Adrian was on the blower.

"I need help, KC. We've started tracking our OEE (Overall Equipment Efficiency) and it is not good at all. I think I was happier not knowing."

"Ignorance may be bliss," I said, "but as we say in my barrio, it doesn't put the beans on the table. I'll be there tomorrow morning."

Next day I was eyeballs on Adrian's sauce bottling line. The large bottle filled at 150 ppm (packages per minute). The small, 300 ppm. The capper and the case packer would run 350 ppm but the labeler maxed out at 250 ppm.

"Fiddlesticks on low OEE," I exclaimed. "Feed your constraint. Everyone is acting like the filler is the critical link and it is. Sometimes"

"Theory of Constraints (TOC) says throughput is constrained by the slowest machine. That's the filler on the large bottle, the labeler on the small. You have to focus all your efforts on keeping the constraint running as much as possible."

"In The Goal, Goldratt uses a hiker named Herbie as an example of a constraint.
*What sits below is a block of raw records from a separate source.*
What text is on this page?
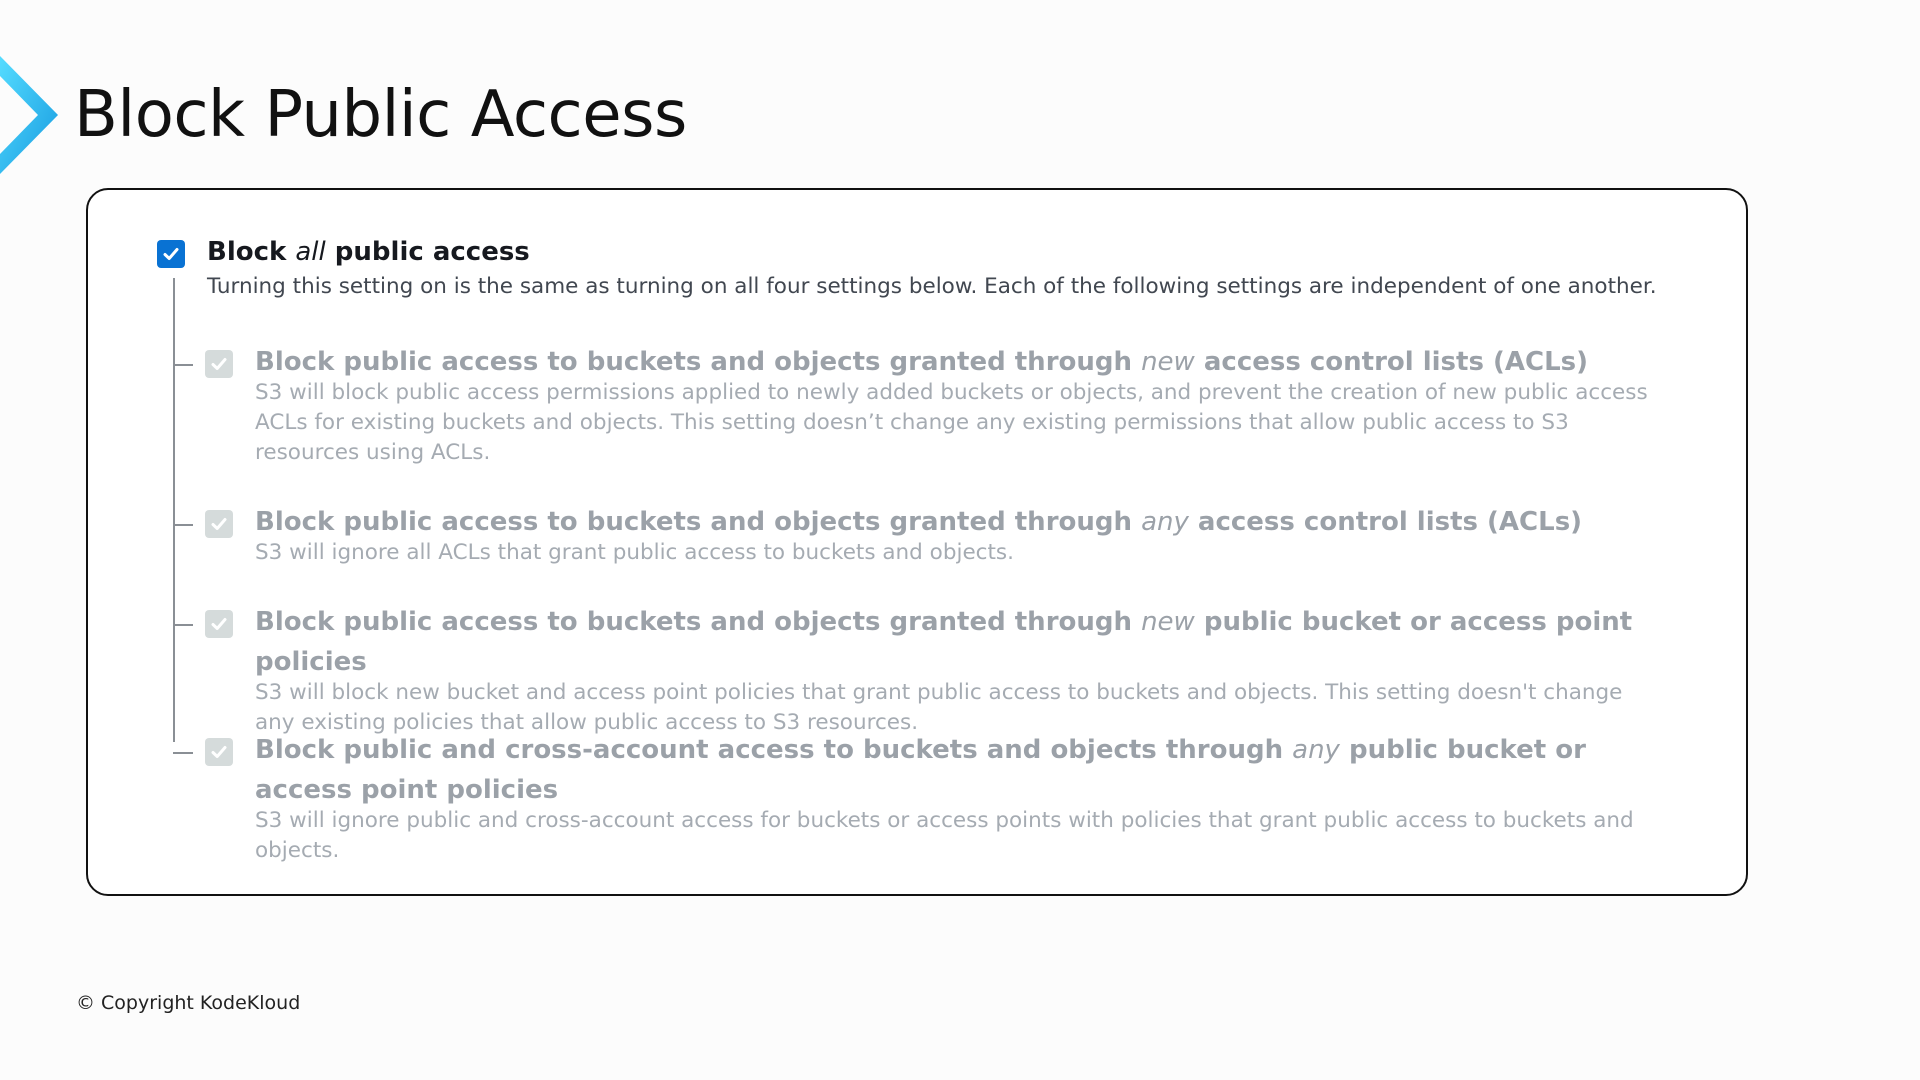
Block Public Access
Block all public access
Turning this setting on is the same as turning on all four settings below. Each of the following settings are independent of one another.
Block public access to buckets and objects granted through new access control lists (ACLs)
S3 will block public access permissions applied to newly added buckets or objects, and prevent the creation of new public access ACLs for existing buckets and objects. This setting doesn’t change any existing permissions that allow public access to S3 resources using ACLs.
Block public access to buckets and objects granted through any access control lists (ACLs)
S3 will ignore all ACLs that grant public access to buckets and objects.
Block public access to buckets and objects granted through new public bucket or access point policies
S3 will block new bucket and access point policies that grant public access to buckets and objects. This setting doesn't change any existing policies that allow public access to S3 resources.
Block public and cross-account access to buckets and objects through any public bucket or access point policies
S3 will ignore public and cross-account access for buckets or access points with policies that grant public access to buckets and objects.
© Copyright KodeKloud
Sometimes your Herbie is the filler, other times it's the labeler. Your operators need to know so they can focus on the constraint."

"Make a Herbie cutout that can be moved from machine to machine. Put it on the constraint each day so the operators know which is the key machine that must never stop."

"Now watch your OEE jump."

Herbie is a good kid but you have keep him fed.